The Mercury News

Love it or leave it?

LOW-RATE MORTGAGES KEEP HOMEOWNERS FROM MOVING

- By Marilyn Kennedy Melia CTW FEATURES

Friendly neighbors, a garden that’s testament to your TLC, a good view of the sunset from your deck — all reasons homeowners may be reluctant to move.

But a mortgage you can’t bear to give up?

Right now many of the homeowners who bought or refinanced during the several years following the housing crisis — when rates hovered in the 3 or 4 percent range — are experienci­ng what housing economists are calling the “rate lock-in effect.”

These owners may be “financiall­y imprisoned in their own home,” notes Mark Fleming, chief economist at First American Financial Corp. Owners whose income hasn’t risen much and want to move to a more expensive home that would require taking on a mortgage bigger than their current low-rate loan fall into the “imprisoned” category, notes Jin Man Lee, research director at the Institute for Housing Studies at DePaul University in Chicago.

But some may be staying put simply because they can’t abandon their low-rate loan. And that could blind them to the bigger picture. “It’s the reverse side of staying with an investment just because it pays a high income.
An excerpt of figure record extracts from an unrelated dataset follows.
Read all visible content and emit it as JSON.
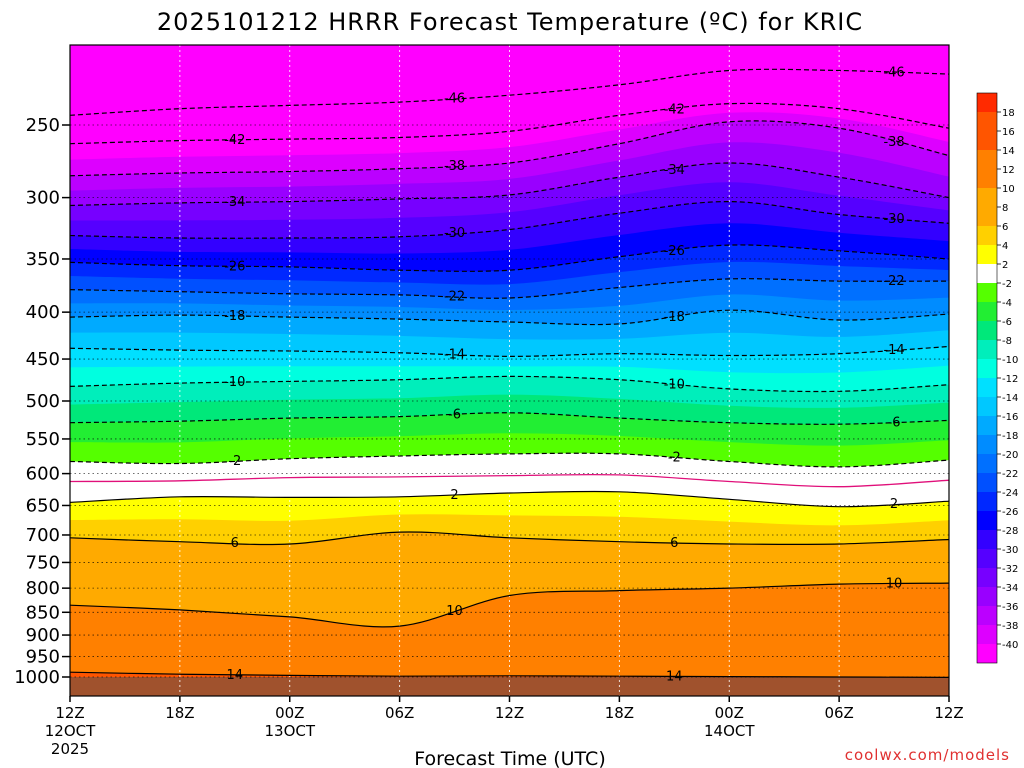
{
  "chart_data": {
    "type": "heatmap",
    "title": "2025101212 HRRR Forecast Temperature (ºC) for KRIC",
    "xlabel": "Forecast Time (UTC)",
    "credit": "coolwx.com/models",
    "y_axis": {
      "scale": "log-pressure",
      "ticks": [
        250,
        300,
        350,
        400,
        450,
        500,
        550,
        600,
        650,
        700,
        750,
        800,
        850,
        900,
        950,
        1000
      ]
    },
    "x_axis": {
      "ticks": [
        {
          "top": "12Z",
          "mid": "12OCT",
          "bottom": "2025"
        },
        {
          "top": "18Z",
          "mid": "",
          "bottom": ""
        },
        {
          "top": "00Z",
          "mid": "13OCT",
          "bottom": ""
        },
        {
          "top": "06Z",
          "mid": "",
          "bottom": ""
        },
        {
          "top": "12Z",
          "mid": "",
          "bottom": ""
        },
        {
          "top": "18Z",
          "mid": "",
          "bottom": ""
        },
        {
          "top": "00Z",
          "mid": "14OCT",
          "bottom": ""
        },
        {
          "top": "06Z",
          "mid": "",
          "bottom": ""
        },
        {
          "top": "12Z",
          "mid": "",
          "bottom": ""
        }
      ]
    },
    "colorbar": {
      "labels": [
        "18",
        "16",
        "14",
        "12",
        "10",
        "8",
        "6",
        "4",
        "2",
        "-2",
        "-4",
        "-6",
        "-8",
        "-10",
        "-12",
        "-14",
        "-16",
        "-18",
        "-20",
        "-22",
        "-24",
        "-26",
        "-28",
        "-30",
        "-32",
        "-34",
        "-36",
        "-38",
        "-40"
      ]
    },
    "isotherms": [
      {
        "value": 14,
        "label": "14",
        "p": [
          988,
          993,
          996,
          998,
          997,
          998,
          999,
          1000,
          1001
        ]
      },
      {
        "value": 10,
        "label": "10",
        "p": [
          835,
          845,
          860,
          880,
          815,
          805,
          800,
          792,
          790
        ]
      },
      {
        "value": 6,
        "label": "6",
        "p": [
          705,
          712,
          716,
          695,
          705,
          712,
          716,
          716,
          708
        ]
      },
      {
        "value": 2,
        "label": "2",
        "p": [
          645,
          636,
          637,
          636,
          630,
          628,
          640,
          652,
          643
        ]
      },
      {
        "value": -2,
        "label": "-2",
        "p": [
          582,
          585,
          578,
          574,
          571,
          571,
          582,
          590,
          580
        ]
      },
      {
        "value": -6,
        "label": "-6",
        "p": [
          528,
          526,
          522,
          520,
          515,
          522,
          528,
          530,
          525
        ]
      },
      {
        "value": -10,
        "label": "-10",
        "p": [
          482,
          478,
          476,
          474,
          470,
          474,
          485,
          488,
          480
        ]
      },
      {
        "value": -14,
        "label": "-14",
        "p": [
          438,
          440,
          441,
          443,
          447,
          444,
          446,
          444,
          436
        ]
      },
      {
        "value": -18,
        "label": "-18",
        "p": [
          405,
          403,
          405,
          407,
          410,
          412,
          398,
          408,
          402
        ]
      },
      {
        "value": -22,
        "label": "-22",
        "p": [
          378,
          380,
          382,
          383,
          386,
          376,
          368,
          370,
          370
        ]
      },
      {
        "value": -26,
        "label": "-26",
        "p": [
          353,
          356,
          357,
          360,
          360,
          348,
          338,
          343,
          350
        ]
      },
      {
        "value": -30,
        "label": "-30",
        "p": [
          330,
          332,
          332,
          331,
          325,
          312,
          303,
          313,
          320
        ]
      },
      {
        "value": -34,
        "label": "-34",
        "p": [
          306,
          304,
          303,
          301,
          298,
          285,
          275,
          285,
          300
        ]
      },
      {
        "value": -38,
        "label": "-38",
        "p": [
          284,
          282,
          281,
          279,
          275,
          262,
          248,
          252,
          270
        ]
      },
      {
        "value": -42,
        "label": "-42",
        "p": [
          262,
          260,
          259,
          258,
          254,
          244,
          237,
          240,
          252
        ]
      },
      {
        "value": -46,
        "label": "-46",
        "p": [
          244,
          240,
          238,
          236,
          232,
          226,
          218,
          218,
          220
        ]
      }
    ],
    "freezing_line": {
      "value": 0,
      "p": [
        612,
        611,
        606,
        605,
        603,
        602,
        612,
        620,
        610
      ]
    },
    "ground": "1000"
  }
}
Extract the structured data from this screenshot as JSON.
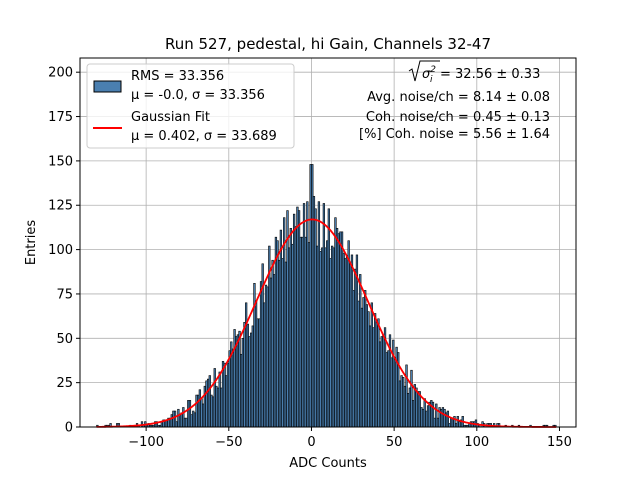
{
  "chart_data": {
    "type": "bar",
    "title": "Run 527, pedestal, hi Gain, Channels 32-47",
    "xlabel": "ADC Counts",
    "ylabel": "Entries",
    "xlim": [
      -140,
      160
    ],
    "ylim": [
      0,
      208
    ],
    "xticks": [
      -100,
      -50,
      0,
      50,
      100,
      150
    ],
    "yticks": [
      0,
      25,
      50,
      75,
      100,
      125,
      150,
      175,
      200
    ],
    "grid": true,
    "legend_position": "top-left",
    "histogram": {
      "name": "RMS = 33.356",
      "label_line2": "μ = -0.0, σ = 33.356",
      "bin_width": 1,
      "bin_start": -130,
      "bin_end": 148,
      "rms": 33.356,
      "mean": -0.0,
      "sigma": 33.356,
      "peak_entries": 148,
      "fill_color": "#4a7fb0",
      "edge_color": "#000000"
    },
    "series": [
      {
        "name": "Gaussian Fit",
        "label_line2": "μ = 0.402, σ = 33.689",
        "type": "line",
        "mu": 0.402,
        "sigma": 33.689,
        "amplitude": 117,
        "x_range": [
          -130,
          148
        ],
        "color": "#ff0000"
      }
    ],
    "annotations": [
      {
        "prefix": "",
        "text": " = 32.56 ± 0.33",
        "sqrt_sigma": true
      },
      {
        "text": "Avg. noise/ch = 8.14 ± 0.08"
      },
      {
        "text": "Coh. noise/ch = 0.45 ± 0.13"
      },
      {
        "text": "[%] Coh. noise = 5.56 ± 1.64"
      }
    ]
  }
}
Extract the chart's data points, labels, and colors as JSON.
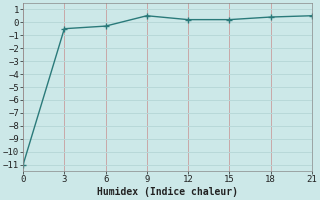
{
  "x": [
    0,
    3,
    6,
    9,
    12,
    15,
    18,
    21
  ],
  "y": [
    -11,
    -0.5,
    -0.3,
    0.5,
    0.2,
    0.2,
    0.4,
    0.5
  ],
  "line_color": "#2a7a7a",
  "bg_color": "#cce8e8",
  "vgrid_color": "#c8a8a8",
  "hgrid_color": "#b8d8d8",
  "xlabel": "Humidex (Indice chaleur)",
  "xlim": [
    0,
    21
  ],
  "ylim": [
    -11.5,
    1.5
  ],
  "xticks": [
    0,
    3,
    6,
    9,
    12,
    15,
    18,
    21
  ],
  "yticks": [
    1,
    0,
    -1,
    -2,
    -3,
    -4,
    -5,
    -6,
    -7,
    -8,
    -9,
    -10,
    -11
  ],
  "marker": "+",
  "tick_fontsize": 6.5,
  "xlabel_fontsize": 7.0
}
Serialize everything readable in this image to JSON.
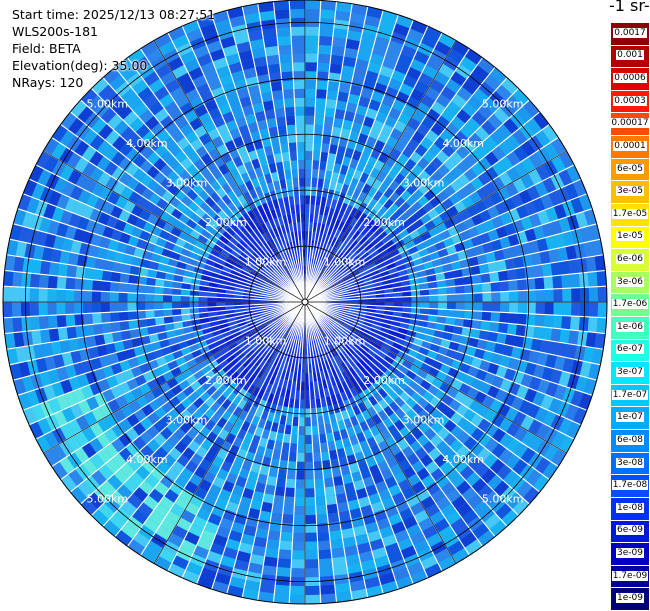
{
  "info": {
    "start_time": "Start time: 2025/12/13 08:27:51",
    "device": "WLS200s-181",
    "field": "Field: BETA",
    "elevation": "Elevation(deg): 35.00",
    "nrays": "NRays: 120"
  },
  "colorbar": {
    "unit_fragment": "-1 sr-",
    "labels": [
      "0.0017",
      "0.001",
      "0.0006",
      "0.0003",
      "0.00017",
      "0.0001",
      "6e-05",
      "3e-05",
      "1.7e-05",
      "1e-05",
      "6e-06",
      "3e-06",
      "1.7e-06",
      "1e-06",
      "6e-07",
      "3e-07",
      "1.7e-07",
      "1e-07",
      "6e-08",
      "3e-08",
      "1.7e-08",
      "1e-08",
      "6e-09",
      "3e-09",
      "1.7e-09",
      "1e-09"
    ],
    "colors": [
      "#8b0000",
      "#b00000",
      "#dd0000",
      "#ff1a00",
      "#ff4a00",
      "#ff7800",
      "#ff9a00",
      "#ffbf00",
      "#ffe000",
      "#ffff00",
      "#d8ff30",
      "#a8ff60",
      "#70ff90",
      "#40ffbf",
      "#1affe6",
      "#00e8ff",
      "#00c8ff",
      "#00aaff",
      "#008cff",
      "#0070ff",
      "#0050ff",
      "#0030f0",
      "#0018d8",
      "#0000c0",
      "#00009c",
      "#000078"
    ]
  },
  "chart_data": {
    "type": "ppi_scan",
    "field": "BETA",
    "elevation_deg": 35.0,
    "n_rays": 120,
    "max_range_km": 5.4,
    "range_rings_km": [
      1,
      2,
      3,
      4,
      5
    ],
    "ring_labels": [
      "1.00km",
      "2.00km",
      "3.00km",
      "4.00km",
      "5.00km"
    ],
    "azimuth_grid_deg": [
      0,
      30,
      60,
      90,
      120,
      150,
      180,
      210,
      240,
      270,
      300,
      330
    ],
    "typical_value": "6e-08",
    "near_field_value": "1e-08",
    "enhanced_band": {
      "range_km": [
        4.0,
        5.2
      ],
      "azimuth_deg": [
        200,
        250
      ],
      "value": "1.7e-07"
    }
  }
}
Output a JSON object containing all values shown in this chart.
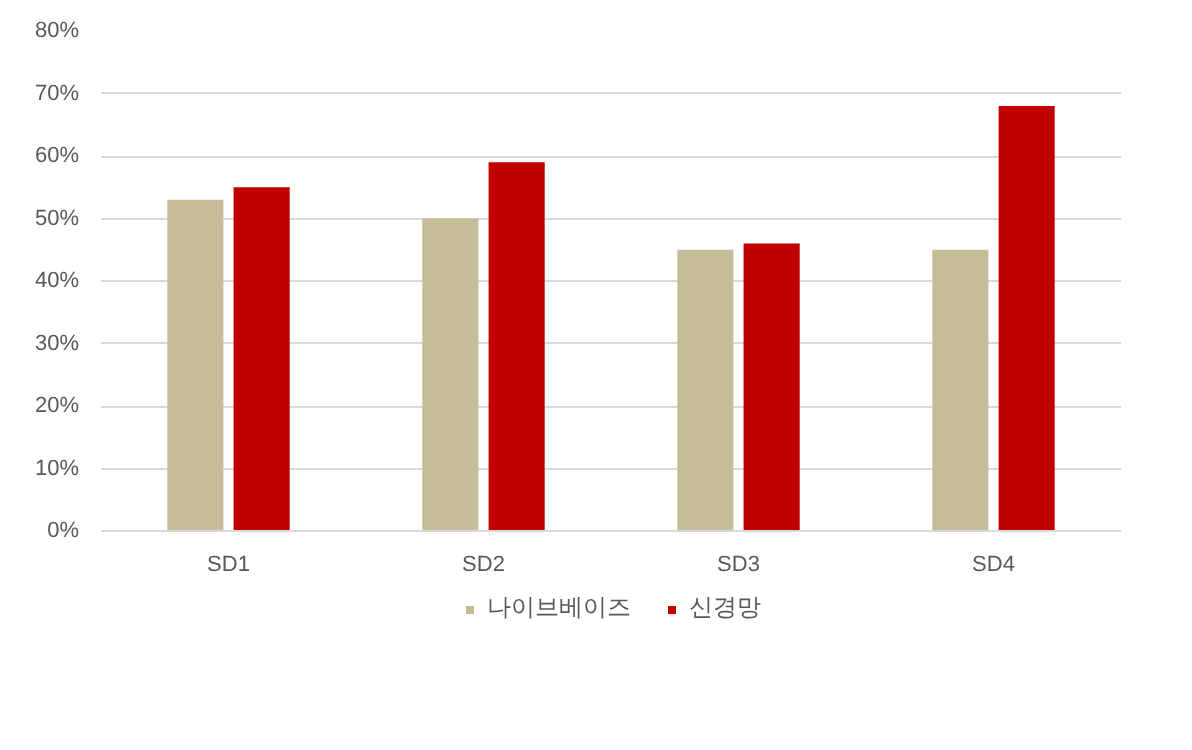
{
  "chart_data": {
    "type": "bar",
    "categories": [
      "SD1",
      "SD2",
      "SD3",
      "SD4"
    ],
    "series": [
      {
        "name": "나이브베이즈",
        "color": "#c4bd97",
        "values": [
          53,
          50,
          45,
          45
        ]
      },
      {
        "name": "신경망",
        "color": "#c00000",
        "values": [
          55,
          59,
          46,
          68
        ]
      }
    ],
    "ylim": [
      0,
      80
    ],
    "yticks": [
      {
        "value": 0,
        "label": "0%"
      },
      {
        "value": 10,
        "label": "10%"
      },
      {
        "value": 20,
        "label": "20%"
      },
      {
        "value": 30,
        "label": "30%"
      },
      {
        "value": 40,
        "label": "40%"
      },
      {
        "value": 50,
        "label": "50%"
      },
      {
        "value": 60,
        "label": "60%"
      },
      {
        "value": 70,
        "label": "70%"
      },
      {
        "value": 80,
        "label": "80%"
      }
    ],
    "grid": "y",
    "legend": "bottom"
  }
}
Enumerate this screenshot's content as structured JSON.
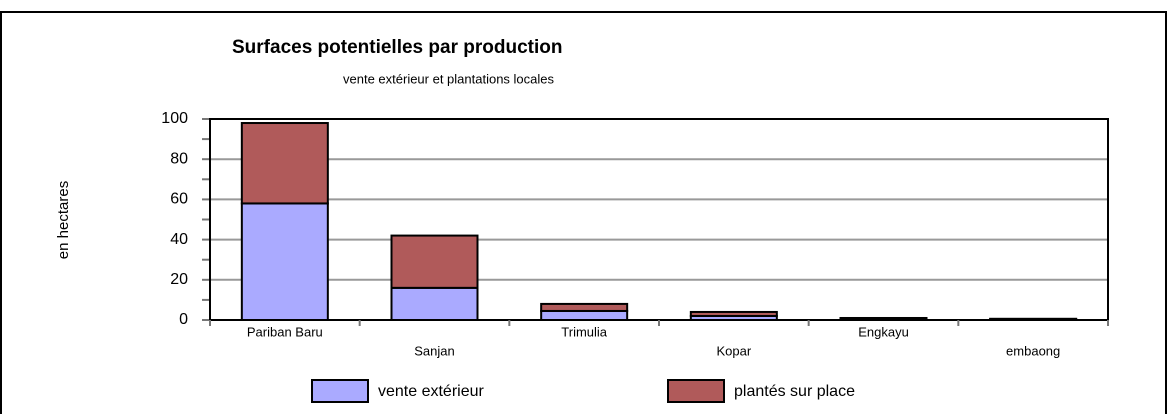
{
  "chart_data": {
    "type": "bar",
    "stacked": true,
    "title": "Surfaces potentielles par production",
    "subtitle": "vente extérieur et plantations locales",
    "y_label": "en hectares",
    "categories": [
      "Pariban Baru",
      "Sanjan",
      "Trimulia",
      "Kopar",
      "Engkayu",
      "embaong"
    ],
    "series": [
      {
        "name": "vente extérieur",
        "color": "#aaaaff",
        "values": [
          58,
          16,
          4.5,
          2,
          0.5,
          0.3
        ]
      },
      {
        "name": "plantés sur place",
        "color": "#b05a5a",
        "values": [
          40,
          26,
          3.5,
          2,
          0.5,
          0.3
        ]
      }
    ],
    "ylim": [
      0,
      100
    ],
    "yticks": [
      0,
      20,
      40,
      60,
      80,
      100
    ],
    "grid": true,
    "legend": "bottom"
  }
}
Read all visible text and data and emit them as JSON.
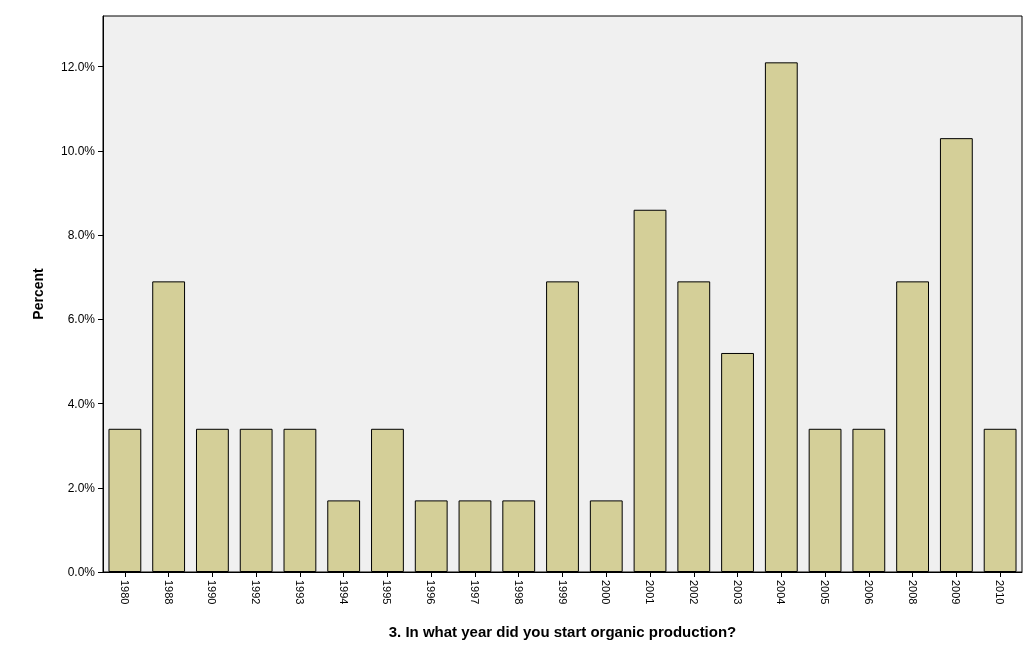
{
  "chart_data": {
    "type": "bar",
    "xlabel": "3. In what year did you start organic production?",
    "ylabel": "Percent",
    "categories": [
      "1980",
      "1988",
      "1990",
      "1992",
      "1993",
      "1994",
      "1995",
      "1996",
      "1997",
      "1998",
      "1999",
      "2000",
      "2001",
      "2002",
      "2003",
      "2004",
      "2005",
      "2006",
      "2008",
      "2009",
      "2010"
    ],
    "values": [
      3.4,
      6.9,
      3.4,
      3.4,
      3.4,
      1.7,
      3.4,
      1.7,
      1.7,
      1.7,
      6.9,
      1.7,
      8.6,
      6.9,
      5.2,
      12.1,
      3.4,
      3.4,
      6.9,
      10.3,
      3.4
    ],
    "color": "#d4cf98",
    "ylim": [
      0,
      13.2
    ],
    "yticks": [
      {
        "value": 0,
        "label": "0.0%"
      },
      {
        "value": 2,
        "label": "2.0%"
      },
      {
        "value": 4,
        "label": "4.0%"
      },
      {
        "value": 6,
        "label": "6.0%"
      },
      {
        "value": 8,
        "label": "8.0%"
      },
      {
        "value": 10,
        "label": "10.0%"
      },
      {
        "value": 12,
        "label": "12.0%"
      }
    ],
    "grid": false
  }
}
The infatuatio­n with either will get in the way of making a sound decision,” says Stephen Taddie, managing partner at Stellar Capital Management.

Indeed, personal finance experts say that although homeowners typically build wealth as housing prices rise and they whittle down their mortgage balance, buying a home should involve the same decision-making that goes into other consumer purchases: Does the expense fit in your budget, and does the purchase fit your needs/ wants?

An owner clinging to a 3.5 percent mortgage, but who’s paying expensive private school tuition because he doesn’t like his public school district, or who’s living in cramped quarters, should tally up the pros and cons — and costs — of moving versus staying, advises Taddie.